Mahalanobis++: Improving OOD Detection via Feature Normalization
Maximilian Mueller, Matthias Hein
TL;DR
This work addresses the instability of Mahalanobis distance-based OOD detection across diverse pretrained models, tracing failures to violations of Gaussian feature-space assumptions caused by varying feature norms. It introduces Mahalanobis++—a post-hoc fix that applies $l_2$-normalization to pre-logit features, projecting them onto the unit sphere before estimating class means and a shared covariance. The approach improves alignment with Gaussian assumptions, reduces norm-driven biases, and yields consistent OOD detection gains across a wide range of architectures and pretraining schemes, outperforming both the vanilla Mahalanobis method and several baselines on large-scale benchmarks.

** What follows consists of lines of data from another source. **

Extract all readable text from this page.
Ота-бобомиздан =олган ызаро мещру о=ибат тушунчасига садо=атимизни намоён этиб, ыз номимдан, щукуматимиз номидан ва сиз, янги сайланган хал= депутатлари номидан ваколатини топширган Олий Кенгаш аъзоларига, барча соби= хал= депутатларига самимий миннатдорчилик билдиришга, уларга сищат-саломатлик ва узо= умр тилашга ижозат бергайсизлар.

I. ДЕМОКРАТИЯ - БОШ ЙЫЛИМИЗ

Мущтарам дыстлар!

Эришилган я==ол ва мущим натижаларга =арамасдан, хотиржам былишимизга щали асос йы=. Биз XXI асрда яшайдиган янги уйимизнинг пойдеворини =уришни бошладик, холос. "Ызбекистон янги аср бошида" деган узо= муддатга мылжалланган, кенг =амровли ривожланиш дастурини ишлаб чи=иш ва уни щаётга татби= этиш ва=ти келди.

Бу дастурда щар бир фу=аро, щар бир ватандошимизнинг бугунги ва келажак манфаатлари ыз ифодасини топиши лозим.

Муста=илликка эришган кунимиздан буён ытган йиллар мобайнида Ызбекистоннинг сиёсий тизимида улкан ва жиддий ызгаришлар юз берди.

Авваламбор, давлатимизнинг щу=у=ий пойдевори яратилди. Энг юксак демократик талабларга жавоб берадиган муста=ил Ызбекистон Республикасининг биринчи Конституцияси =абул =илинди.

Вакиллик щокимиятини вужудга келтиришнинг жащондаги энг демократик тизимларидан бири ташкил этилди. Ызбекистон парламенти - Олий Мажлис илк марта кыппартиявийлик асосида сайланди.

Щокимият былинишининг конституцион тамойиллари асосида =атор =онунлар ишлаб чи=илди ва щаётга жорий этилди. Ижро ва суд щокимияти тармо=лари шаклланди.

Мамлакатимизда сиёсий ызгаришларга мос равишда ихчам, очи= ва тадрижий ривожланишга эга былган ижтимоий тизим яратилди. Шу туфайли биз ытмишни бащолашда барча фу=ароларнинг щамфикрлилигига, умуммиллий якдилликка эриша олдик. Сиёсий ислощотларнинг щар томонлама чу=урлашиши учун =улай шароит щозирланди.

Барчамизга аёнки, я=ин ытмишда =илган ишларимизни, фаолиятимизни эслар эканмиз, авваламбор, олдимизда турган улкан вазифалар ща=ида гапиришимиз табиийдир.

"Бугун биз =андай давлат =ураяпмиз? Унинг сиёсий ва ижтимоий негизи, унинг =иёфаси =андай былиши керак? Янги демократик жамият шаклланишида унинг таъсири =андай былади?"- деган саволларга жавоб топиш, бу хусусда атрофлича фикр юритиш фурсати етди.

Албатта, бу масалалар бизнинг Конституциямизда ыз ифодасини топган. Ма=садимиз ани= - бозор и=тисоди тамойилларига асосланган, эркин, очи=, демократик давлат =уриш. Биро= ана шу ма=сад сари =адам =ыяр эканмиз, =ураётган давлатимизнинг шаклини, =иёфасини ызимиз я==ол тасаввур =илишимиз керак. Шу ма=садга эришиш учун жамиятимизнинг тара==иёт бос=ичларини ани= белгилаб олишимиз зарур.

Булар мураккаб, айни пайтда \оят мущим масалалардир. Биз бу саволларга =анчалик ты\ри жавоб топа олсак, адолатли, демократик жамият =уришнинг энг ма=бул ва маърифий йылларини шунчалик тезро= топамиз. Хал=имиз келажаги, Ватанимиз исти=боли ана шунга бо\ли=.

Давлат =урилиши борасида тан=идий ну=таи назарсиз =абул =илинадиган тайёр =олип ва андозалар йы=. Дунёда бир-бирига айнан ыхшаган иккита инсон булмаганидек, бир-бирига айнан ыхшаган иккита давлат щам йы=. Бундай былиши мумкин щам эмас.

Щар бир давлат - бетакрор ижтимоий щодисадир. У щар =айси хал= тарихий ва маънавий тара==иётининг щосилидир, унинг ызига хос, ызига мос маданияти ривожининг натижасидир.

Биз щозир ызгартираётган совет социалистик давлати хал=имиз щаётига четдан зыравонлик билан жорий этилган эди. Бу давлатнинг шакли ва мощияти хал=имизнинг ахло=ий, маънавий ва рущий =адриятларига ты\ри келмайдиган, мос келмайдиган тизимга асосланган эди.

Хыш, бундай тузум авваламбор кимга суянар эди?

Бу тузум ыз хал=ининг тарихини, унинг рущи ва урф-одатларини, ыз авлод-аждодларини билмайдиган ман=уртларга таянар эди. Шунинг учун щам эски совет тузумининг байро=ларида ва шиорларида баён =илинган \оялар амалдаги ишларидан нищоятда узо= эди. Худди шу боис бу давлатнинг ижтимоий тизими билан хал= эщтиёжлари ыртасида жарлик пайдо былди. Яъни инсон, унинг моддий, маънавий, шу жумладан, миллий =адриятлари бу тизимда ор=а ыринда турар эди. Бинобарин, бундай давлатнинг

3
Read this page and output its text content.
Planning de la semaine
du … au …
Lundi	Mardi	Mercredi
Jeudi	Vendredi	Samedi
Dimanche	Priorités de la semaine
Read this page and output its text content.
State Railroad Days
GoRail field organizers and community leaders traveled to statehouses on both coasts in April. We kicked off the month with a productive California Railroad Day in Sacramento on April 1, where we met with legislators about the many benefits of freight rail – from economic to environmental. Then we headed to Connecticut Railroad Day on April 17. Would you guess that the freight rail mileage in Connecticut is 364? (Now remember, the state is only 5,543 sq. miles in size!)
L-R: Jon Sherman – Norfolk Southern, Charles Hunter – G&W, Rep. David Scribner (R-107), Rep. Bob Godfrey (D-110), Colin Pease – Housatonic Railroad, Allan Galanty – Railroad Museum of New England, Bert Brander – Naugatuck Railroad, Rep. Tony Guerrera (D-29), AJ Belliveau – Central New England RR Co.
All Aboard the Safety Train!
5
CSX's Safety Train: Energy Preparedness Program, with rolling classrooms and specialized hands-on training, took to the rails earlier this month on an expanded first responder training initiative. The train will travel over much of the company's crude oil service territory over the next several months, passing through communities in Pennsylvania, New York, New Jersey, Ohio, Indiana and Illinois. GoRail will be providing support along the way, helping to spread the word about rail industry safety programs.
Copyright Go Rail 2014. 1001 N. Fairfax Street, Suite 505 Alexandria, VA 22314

The results suggest a simple, effective post-hoc normalization can substantially enhance reliability of OOD rejection in real-world deployments without retraining.
Abstract
Detecting out-of-distribution (OOD) examples is an important task for deploying reliable machine learning models in safety-critial applications. While post-hoc methods based on the Mahalanobis distance applied to pre-logit features are among the most effective for ImageNet-scale OOD detection, their performance varies significantly across models. We connect this inconsistency to strong variations in feature norms, indicating severe violations of the Gaussian assumption underlying the Mahalanobis distance estimation. We show that simple $\ell_2$-normalization of the features mitigates this problem effectively, aligning better with the premise of normally distributed data with shared covariance matrix. Extensive experiments on 44 models across diverse architectures and pretraining schemes show that $\ell_2$-normalization improves the conventional Mahalanobis distance-based approaches significantly and consistently, and outperforms other recently proposed OOD detection methods.